Сложившиеся между нами отношения не отвечали интересам не только наших стран, но и мира в целом. Этой моей мыслью я поделился с премьер-министром Такасито. Мир менялся на наших глазах, менялись отношения между странами, соответственно, уменьшался риск возникновения войны. Именно поэтому за день до встречи с премьер-министром я сказал министру иностранных дел в связи с самым главным и важнейшим для них вопросом: “Советский Союз сторонник того, чтобы любые противоречия и сложности между двумя странами решались путем переговоров, с учетом всех обстоятельств, в атмосфере доброжелательности и объективности”.
То, что я не ушел от проблемы островов и не заявил категорическое “нет”, было воспринято японской стороной с соответствующей доброжелательностью, и во время переговоров по многим вопросам мы достигли взаимопонимания. Наше предложение об установлении взаимоотношений на новых принципах было воспринято благожелательно. Мы также согласились, что в наших отношениях мы не должны стать заложниками “территориальных вопросов”.
Более пространно эту же тезу я повторил в докладе, с которым выступил в Японском институте изучения международных проблем: мы можем и обязаны открыть новую главу в отношениях между Советским Союзом и Японией. А если и существуют проблемы, мы должны обсуждать их, вступать в диалог, находить выход. Недопустимо, чтобы остальные вопросы стали заложниками решения этих проблем.
Мой намек японцы поняли правильно. Думаю, слова господина Такасито о том, что “не существует неразрешимых проблем, если существует желание их разрешить”, были ответом на мое заявление.
Рассматривая с министром иностранных дел Японии Уно исторический аспект проблем, мы обратились к документам, датированным 1855 и 1875 годами, 1905-м и 1950-ми, и решили в коммюнике опираться на совместное заявление от 10 октября 1973 года. Когда на пресс-конференции в одном из вопросов я усмотрел попытку ревизии опубликованного коммюнике, то парировал следующим образом: “Если вам не нравится наша новая совместная формулировка, можете обратиться к министру иностранных дел Японии господину Уно”.
Здесь же хочу привести соответствующий отрывок из коммюнике: “Обе стороны проявили то понимание исторического или политического аспекта проблем, которое связано с преодолением существующих между двумя странами трудностей”.
В основном, переговоры были доброжелательными и содержательными. Думаю, что этот мой визит был одним из самых успешных в те годы.
После завершения переговоров утром я просмотрел местные газеты. Некоторые их них писали о победе японской дипломатии, а я думал о победе нашей дипломатии — победила разумная, учитывающая интересы обеих сторон и сбалансированная реальная политика.

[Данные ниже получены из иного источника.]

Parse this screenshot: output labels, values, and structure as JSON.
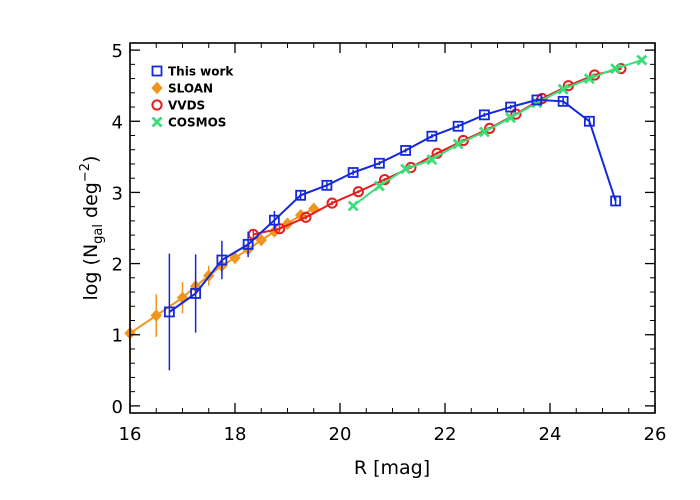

Однако переговоры в Японии были только началом того процесса, который должен был подвести два больших государства к мирному договору. В конечном счете, основным фактором, мешающим русско-японским отношениям, является вопрос об островах. Он остается по сей день камнем преткновения во взаимоотношениях России с Японией.
В самом начале диалога я предложил японской стороне создать совместную комиссию из специалистов высокого уровня, которая изучит историю этого вопроса и предложит свои рекомендации по его разрешению.
Японцы не согласились с моим предложением, да и советское руководство не проявило к нему особого интереса. Ничего не поделаешь, видимо, время для принятия соответствующих решений еще не пришло.
* * *
7107 островов Филиппинского архипелага расположены в Южно-Китайском море и в Тихом океане. Его открыл Магеллан в 1521 году и подчинил испанскому трону. Сам Магеллан погиб на острове Мактан в схватке с вождем аборигенов Лапу-Лапу, который не подчинился завоевателям. Исторический парадокс: сегодня на Филиппинах чтут память о Магеллане — по преданию именно он водрузил там крест. Жива и память о Лапу-Лапу как народном герое, борце за свободу.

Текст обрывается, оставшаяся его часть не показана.